Le bureau est l’autre source de préoccupation du secteur. “Ce segment se situe là où se trouvait le retail il y a quelques années. Il faut toutefois distinguer les bureaux de qualité, durables, facilement accessibles, et le reste du marché. Les premiers trouvent encore très facilement preneur”, précise Pascale Nachtergaele. “La Belgique compte un certain nombre d’acteurs de niche dans les segments logistique et autres, dont les perspectives sur le marché européen sont excellentes, se réjouit Robert Stenger. Ces acteurs se déploient avec succès à l’étranger également.”

Décotes

Les investisseurs en SIR ont été extrêmement gâtés entre 2010 et 2021. La faiblesse des taux d’intérêt a soutenu les valorisations des portefeuilles immobiliers et les cours des actions. Gert De Mesure n’escompte pas de retour à cette situation: “Les cours ont sans doute trop baissé depuis un an et demi, analyse-t-il. Ils retrouveront un nouvel équilibre mais pas leurs niveaux d’antan”. Robert Stenger confirme: “Les primes colossales précédemment consenties ne reviendront pas.
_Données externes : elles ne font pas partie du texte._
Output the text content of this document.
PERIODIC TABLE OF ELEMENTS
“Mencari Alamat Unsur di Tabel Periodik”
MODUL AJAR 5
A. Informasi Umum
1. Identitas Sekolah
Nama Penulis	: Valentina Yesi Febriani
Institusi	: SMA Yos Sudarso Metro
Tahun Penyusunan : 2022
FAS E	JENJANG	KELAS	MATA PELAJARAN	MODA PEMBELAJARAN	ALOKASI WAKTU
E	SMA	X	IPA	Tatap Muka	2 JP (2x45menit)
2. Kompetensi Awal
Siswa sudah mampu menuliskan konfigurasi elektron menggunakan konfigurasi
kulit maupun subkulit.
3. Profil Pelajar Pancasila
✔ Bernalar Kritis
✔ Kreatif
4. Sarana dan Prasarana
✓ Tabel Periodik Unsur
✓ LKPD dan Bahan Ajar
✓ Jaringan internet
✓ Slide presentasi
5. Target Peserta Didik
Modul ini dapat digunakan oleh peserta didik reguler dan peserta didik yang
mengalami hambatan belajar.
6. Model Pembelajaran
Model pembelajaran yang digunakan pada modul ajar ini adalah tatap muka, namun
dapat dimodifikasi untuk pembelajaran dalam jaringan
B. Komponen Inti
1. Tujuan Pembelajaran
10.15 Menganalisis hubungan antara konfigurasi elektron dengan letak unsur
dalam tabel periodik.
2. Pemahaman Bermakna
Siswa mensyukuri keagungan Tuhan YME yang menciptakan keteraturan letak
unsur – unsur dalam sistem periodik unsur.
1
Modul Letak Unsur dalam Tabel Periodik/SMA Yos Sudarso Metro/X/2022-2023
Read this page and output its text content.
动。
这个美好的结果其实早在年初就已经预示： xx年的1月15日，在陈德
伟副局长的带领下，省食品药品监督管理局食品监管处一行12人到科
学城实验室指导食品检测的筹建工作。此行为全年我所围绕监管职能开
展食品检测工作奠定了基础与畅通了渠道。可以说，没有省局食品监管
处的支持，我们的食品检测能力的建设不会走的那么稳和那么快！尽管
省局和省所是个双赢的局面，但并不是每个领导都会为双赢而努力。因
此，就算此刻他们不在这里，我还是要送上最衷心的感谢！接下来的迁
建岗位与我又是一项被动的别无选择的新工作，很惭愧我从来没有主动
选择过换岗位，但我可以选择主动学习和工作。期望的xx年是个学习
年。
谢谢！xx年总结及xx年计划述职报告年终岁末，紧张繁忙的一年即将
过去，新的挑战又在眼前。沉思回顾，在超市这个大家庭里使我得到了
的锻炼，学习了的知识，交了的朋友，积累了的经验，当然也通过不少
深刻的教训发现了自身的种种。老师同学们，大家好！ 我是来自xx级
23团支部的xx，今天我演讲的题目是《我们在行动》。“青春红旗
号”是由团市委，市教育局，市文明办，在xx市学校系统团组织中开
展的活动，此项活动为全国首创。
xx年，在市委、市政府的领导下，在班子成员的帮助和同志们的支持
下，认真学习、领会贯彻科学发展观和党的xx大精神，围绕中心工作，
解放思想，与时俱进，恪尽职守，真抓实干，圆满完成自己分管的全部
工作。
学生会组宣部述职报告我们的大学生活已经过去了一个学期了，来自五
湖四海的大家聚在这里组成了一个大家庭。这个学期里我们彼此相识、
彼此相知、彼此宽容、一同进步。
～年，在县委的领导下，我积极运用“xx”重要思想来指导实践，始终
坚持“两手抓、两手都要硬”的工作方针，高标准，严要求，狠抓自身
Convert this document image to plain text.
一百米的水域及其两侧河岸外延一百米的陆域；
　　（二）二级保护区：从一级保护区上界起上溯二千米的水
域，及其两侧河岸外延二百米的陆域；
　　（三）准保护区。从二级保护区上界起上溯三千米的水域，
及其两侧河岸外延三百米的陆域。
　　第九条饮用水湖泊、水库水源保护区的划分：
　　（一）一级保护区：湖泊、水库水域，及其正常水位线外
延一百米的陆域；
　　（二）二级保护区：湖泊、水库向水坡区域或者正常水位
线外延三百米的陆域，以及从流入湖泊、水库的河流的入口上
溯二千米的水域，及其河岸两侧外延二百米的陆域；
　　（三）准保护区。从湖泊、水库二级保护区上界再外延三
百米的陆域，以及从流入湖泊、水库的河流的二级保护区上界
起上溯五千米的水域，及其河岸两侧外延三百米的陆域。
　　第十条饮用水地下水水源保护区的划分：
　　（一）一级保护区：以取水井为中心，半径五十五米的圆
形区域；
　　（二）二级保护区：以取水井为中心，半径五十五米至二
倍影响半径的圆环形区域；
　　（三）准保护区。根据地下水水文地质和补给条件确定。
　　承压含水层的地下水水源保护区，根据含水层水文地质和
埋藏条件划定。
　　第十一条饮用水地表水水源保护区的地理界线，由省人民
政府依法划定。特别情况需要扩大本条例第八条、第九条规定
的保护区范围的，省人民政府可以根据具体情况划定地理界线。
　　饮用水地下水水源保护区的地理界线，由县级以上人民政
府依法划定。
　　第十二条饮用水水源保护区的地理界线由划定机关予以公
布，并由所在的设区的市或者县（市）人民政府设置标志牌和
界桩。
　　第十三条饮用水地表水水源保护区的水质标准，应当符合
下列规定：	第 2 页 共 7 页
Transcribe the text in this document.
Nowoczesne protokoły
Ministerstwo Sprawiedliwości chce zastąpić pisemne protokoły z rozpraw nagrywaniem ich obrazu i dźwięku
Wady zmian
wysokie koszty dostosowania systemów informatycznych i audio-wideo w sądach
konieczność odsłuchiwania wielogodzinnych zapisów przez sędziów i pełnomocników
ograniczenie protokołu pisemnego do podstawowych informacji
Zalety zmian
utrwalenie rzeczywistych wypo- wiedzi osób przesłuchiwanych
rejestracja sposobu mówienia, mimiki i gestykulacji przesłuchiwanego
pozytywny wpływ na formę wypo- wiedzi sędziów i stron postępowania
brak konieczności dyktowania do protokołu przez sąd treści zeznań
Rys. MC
Les investisseurs doivent s’y faire, mais cela ne signifie pas que le secteur se porte moins bien”. En 2021, certains acteurs logistiques, comme Montea et WDP, s’échangeaient à plus du double de leur valeur sous-jacente.

“Cette situation, qu’expliquaient les revalorisations de leurs portefeuilles immobiliers, leur permettait d’obtenir des rendements très élevés sur leurs capitaux propres, dit Gert De Mesure. Ainsi WDP a-t-elle engrangé 1,3 milliard d’euros de plus-values entre 2016 et aujourd’hui, sur une capitalisation boursière d’environ 5 milliards d’euros. Soit un rendement des capitaux propres de 25%, un chiffre phénoménal. Les investisseurs se sont précipités, ce qui a propulsé les cours à des niveaux record.”

L’expert conseille aux investisseurs de ne pas se focaliser sur les primes et les décotes sur la valeur intrinsèque des portefeuilles immobiliers: “La valeur intrinsèque correspond à la valeur des biens diminuée des dettes. C’est la valeur de liquidation s’il fallait vendre, dit-il. Or, les cours tiennent compte d’autres éléments, comme les rendements, les taux d’occupation, les projets envisagés, etc. Ce sont des dynamiques différentes qui interviennent.”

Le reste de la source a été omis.